News flash, people.  All politics in the United States are identity politics, and that reality of American life ain't going away any time soon.   When you have one ethnic group which has dominated American life since before the founding of the United States, is grudgingly reluctant to share power and engages in the same identity politics decried to keep their hold on the top rungs of society despite their declining population numbers, you can guarantee that identity politics will be hanging around for a while.

So since we know that identity politics are an integral part of the American political landscape, why aren't we factoring that into the way we conduct our civil rights business in the TBLG community?

The Congressional Black, Hispanic and Asian-Pacific caucuses in Congress exist for a reason.  Those caucuses advocate for their ethnic groups interests as public policy is formulated .


We are still acting in the GLBT community as if the country is already 'post racial' and 'colorblind' when it most certainly isn't, and our organizations are not configured to deal with that reality.    They are also not dealing well with the reality that our rainbow community is multicultural, just like the country is.

It's past time that the organizations that claim to represent this diverse rainbow community represent and reflect that diversity.

You need Latino, African American and Asian Pacific islander GLBT people in your orgs to eloquently speak not only for the entire community, but articulate the concerns and policy needs of their specific communities in order to make overall GLBT policy better and more inclusive.

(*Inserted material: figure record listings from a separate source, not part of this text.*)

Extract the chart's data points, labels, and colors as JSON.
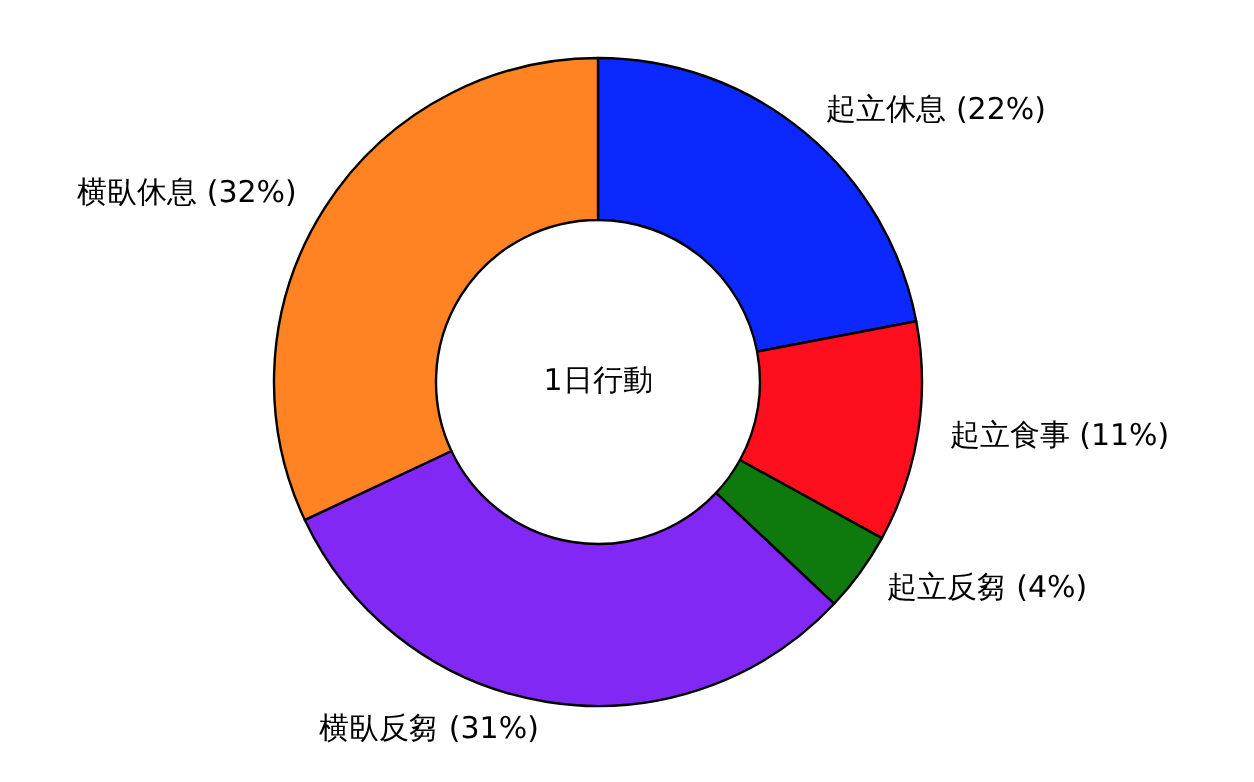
{
  "chart_data": {
    "type": "donut",
    "title": "1日行動",
    "categories": [
      "起立休息",
      "起立食事",
      "起立反芻",
      "横臥反芻",
      "横臥休息"
    ],
    "values": [
      22,
      11,
      4,
      31,
      32
    ],
    "value_labels": [
      "(22%)",
      "(11%)",
      "(4%)",
      "(31%)",
      "(32%)"
    ],
    "colors": [
      "#0a28ff",
      "#ff0f1e",
      "#0e7a0e",
      "#8228f5",
      "#ff8223"
    ]
  }
}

It should be obvious by now that you are not going to get broad based support for BTLG policies that are formulated of, by and for the benefit of predominately upper middle class white GLBT people.


The point is that you can either continue to misfire on gaining LGBT rights by ignoring reality and continuing business as usual or step into the 21st century, realize that we are a multiethnic country that engages in identity politics and calibrate your policies to not only be cognizant of that fact, but calibrate your politics to account for the identity politics that said polices will have to negotiate to become codified into the law of the land.